IV DOMINGO DA QUARESMA
O discurso científico maneja conceitos “claros e distintos”, mas essa linguagem não chega para exprimir o sentido da vida. Por isso, uma vez começada, a poesia nunca acabou. Os evangelhos sinópticos contam que Jesus “ensinava muitas coisas em parábolas” (Marc 4,2), o evangelho de S. João põe na boca de Jesus imagens que encontram eco no mais fundo de nós mesmos: o alto e o baixo, o novo e o antigo, a luz e as trevas, o deserto onde se morre à sede e a água viva que brota fresca duma fonte. Ele próprio, Jesus, é para todos nós o caminho, a verdade e a vida (Jo 14,6).
O Evangelho desta missa narra que “ao passar, Jesus viu um homem cego de nascença. Os discípulos perguntaram-lhe, então: «Rabi, quem pecou, para este homem ter nascido cego? Ele, ou os seus pais?»”(Jo 9,1-2).
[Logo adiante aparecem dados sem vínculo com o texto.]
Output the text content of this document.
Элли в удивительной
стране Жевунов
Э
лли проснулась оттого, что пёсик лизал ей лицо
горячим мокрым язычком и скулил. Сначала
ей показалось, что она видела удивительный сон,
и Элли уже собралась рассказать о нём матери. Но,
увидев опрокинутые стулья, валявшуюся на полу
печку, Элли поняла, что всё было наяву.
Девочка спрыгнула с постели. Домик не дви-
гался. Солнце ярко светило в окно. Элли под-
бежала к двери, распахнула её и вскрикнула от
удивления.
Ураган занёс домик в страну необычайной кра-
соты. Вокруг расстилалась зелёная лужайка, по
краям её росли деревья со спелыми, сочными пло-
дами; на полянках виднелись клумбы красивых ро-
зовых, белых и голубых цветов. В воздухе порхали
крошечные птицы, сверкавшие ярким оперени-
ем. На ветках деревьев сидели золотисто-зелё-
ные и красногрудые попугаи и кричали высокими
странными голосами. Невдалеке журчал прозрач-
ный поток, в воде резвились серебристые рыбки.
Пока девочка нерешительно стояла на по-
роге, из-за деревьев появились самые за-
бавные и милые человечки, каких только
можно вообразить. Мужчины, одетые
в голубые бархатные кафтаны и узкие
É uma pergunta típica de certa mentalidade religiosa: tudo deve ter explicação, mas sobretudo o que nos magoa. Não tendo encontrado resposta, os judeus começaram a pensar que tudo é decidido por Deus, e que as doenças são enviadas como castigo de algum pecado. Jesus nunca explicou o porquê do mal, mas rejeita esta atitude. Responde, suponho que de maneira sacudida, que não tinha havido pecado, nem por parte do cego, nem por parte dos pais; mas que nele se vai manifestar, agora, o poder de Deus. Então, numa espécie de anti-medicina, cuspiu no chão, fez lodo com a saliva, colocou-o nos olhos do cego e mandou que se fosse lavar à piscina de Siloé. Ele foi, e ficou a ver. Entendeu que tinha sido curado por um milagre, realizado “por aquele homem chamado Jesus”(9,11), a quem só conhecia pela voz, e fez disso propaganda. Mas os fariseus julgam doutra maneira: “Esse homem não pode ser de Deus, porque não guarda o sábado.”(9,16). Era, de facto, sábado nesse dia. Interrogam os pais do antigo cego, que se esquivam por medo. Sabiam que os fariseus tinham decidido expulsar da sinagoga quem apoiasse Jesus. Interrogam-no a ele, e lançam-no fora porque teima em afirmar que um homem que cura um cego de nascença só pode ser de Deus. Então Jesus procura-o e incita-o a acreditar de vez: “O Filho do Homem, o Messias, sou eu que falo contigo”. Depois, tem um desabafo de tristeza: “Eu vim a este mundo provocar uma divisão: os que não viam vêem; os que viam ficam cegos.” (9,37-39). Entendemos que compara a recusa ou a incapacidade de acreditar em Deus a uma cegueira; e a conversão a uma entrada na luz.
O ser humano foi feito para a verdade e para o amor, mas encontra-se envolvido nas trevas da ignorância e do erro, do egoísmo e da solidão. Acreditar é-lhe difícil, escaldado que se sente pela recusa dos homens e pelo silêncio de Deus. Por que é que Deus permite o mal?
Só nos foi dada uma espécie de resposta. Na Pessoa do Filho, Deus veio também a este mundo. Quis experimentar na sua carne aquilo que nos tinha pedido. A resposta à nossa pergunta está no seu exemplo de vida.
Neste mundo, Ele viveu entre os pobres, os marginalizados e os pecadores. Amou a todos, “até ao fim”. Aceitou carregar nos seus ombros o desdém, a inimizade, a injustiça e a morte na cruz. Disse-nos, desta maneira, que tem sentido viver neste mundo inquinado pelo mal. Chegou a dizer que são felizes, “bem-aventurados”, aqueles que vivem e morrem amando como Ele amou (Mat 5,1-12). Prometeu que uma vida e uma morte como essas conduzem, não ao abismo do nada, mas à vida sem fim (Mat 25,31-46).
Como acreditar neste discurso, que parece fantástico? Ele fez “sinais”. (S. João não fala de “milagres”, fala de “sinais”). Mas, face ao mal do mundo, que é quase infinito, queríamos infinitos sinais. E achamos, como os fariseus, que “Este homem não pode ser de Deus, porque…”. Felizes de nós se um dia entendermos que o sinal infinito é o do seu amor “até ao fim”.“A todos os que o receberam, e acreditaram nele, deu-lhes o poder de se tornarem filhos de Deus” (Jo 1,12).
O encontro com Deus é um dom. Não julgamos quem (ainda) não acreditou, damos graças por aqueles que acreditaram, e passaram a “ver”.